Le cas Subtil est donc le principal point de friction entre les deux. Le Fou ne veut que le bien pour Subtil, il ne veut pas que Subtil devienne un pion dans la lutte que se livrent Fitz et Royal. Il veut une fin digne pour le roi. Le Fou a aussi conscience que l’espérance de vie de Subtil est très limitée si Royal accède au pouvoir. Tout cela le pousse à avoir peur, le pousse dans ses retranchements.

L’amitié entre Fitz et le Fou est alors en grand péril. Le Fou, au pied du mur, exerce une forme de chantage : « je te promets que, si mon roi s’en va et que je ne suis pas avec lui, je révèlerai tous tes secrets. Tous sans exception ». Le Fou ne fait pas cela par gaieté de coeur, cela l’attriste.
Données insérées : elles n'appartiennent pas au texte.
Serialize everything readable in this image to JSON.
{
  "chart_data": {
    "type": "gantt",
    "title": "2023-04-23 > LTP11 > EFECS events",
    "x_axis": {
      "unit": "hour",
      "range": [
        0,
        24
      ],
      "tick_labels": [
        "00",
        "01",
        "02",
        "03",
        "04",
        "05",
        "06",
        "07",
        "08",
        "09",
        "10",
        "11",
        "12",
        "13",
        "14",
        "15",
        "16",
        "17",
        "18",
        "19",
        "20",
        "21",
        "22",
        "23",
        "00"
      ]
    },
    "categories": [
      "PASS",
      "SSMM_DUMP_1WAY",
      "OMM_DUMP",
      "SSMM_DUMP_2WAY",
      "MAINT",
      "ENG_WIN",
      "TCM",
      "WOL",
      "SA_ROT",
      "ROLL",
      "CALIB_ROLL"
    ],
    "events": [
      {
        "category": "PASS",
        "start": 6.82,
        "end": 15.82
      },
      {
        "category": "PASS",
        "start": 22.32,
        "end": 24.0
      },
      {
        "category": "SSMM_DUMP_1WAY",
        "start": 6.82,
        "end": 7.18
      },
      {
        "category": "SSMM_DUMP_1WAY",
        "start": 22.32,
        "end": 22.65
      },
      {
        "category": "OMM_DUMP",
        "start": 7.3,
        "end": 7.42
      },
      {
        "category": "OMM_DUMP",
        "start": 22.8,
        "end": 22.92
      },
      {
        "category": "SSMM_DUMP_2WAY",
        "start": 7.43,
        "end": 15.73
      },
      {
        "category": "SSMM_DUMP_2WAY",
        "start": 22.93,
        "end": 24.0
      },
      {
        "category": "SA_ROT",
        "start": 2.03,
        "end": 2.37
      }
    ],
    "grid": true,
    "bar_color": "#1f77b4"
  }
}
Il sait qu’il trahit potentiellement Fitz, il sait que ce qu’il fait est mal (« les larmes qui ruisselaient sur son visage étaient teintées de rose (…) incapable de supporter cette vision, je m’enfuis dans l’escalier »).

Malheureusement, Subtil meurt. Pour tous, c’est Fitz qui l’a tué. Tout concorde : il était là, il était là seul avec Subtil. Le Fou est accusateur : « tu l’as tué, tu l’as tué ! Tu as tué mon roi, traître immonde ». C’est la dernière fois que Fitz voit le Fou. Leur dernière rencontre est marquée par des accusations et des insultes.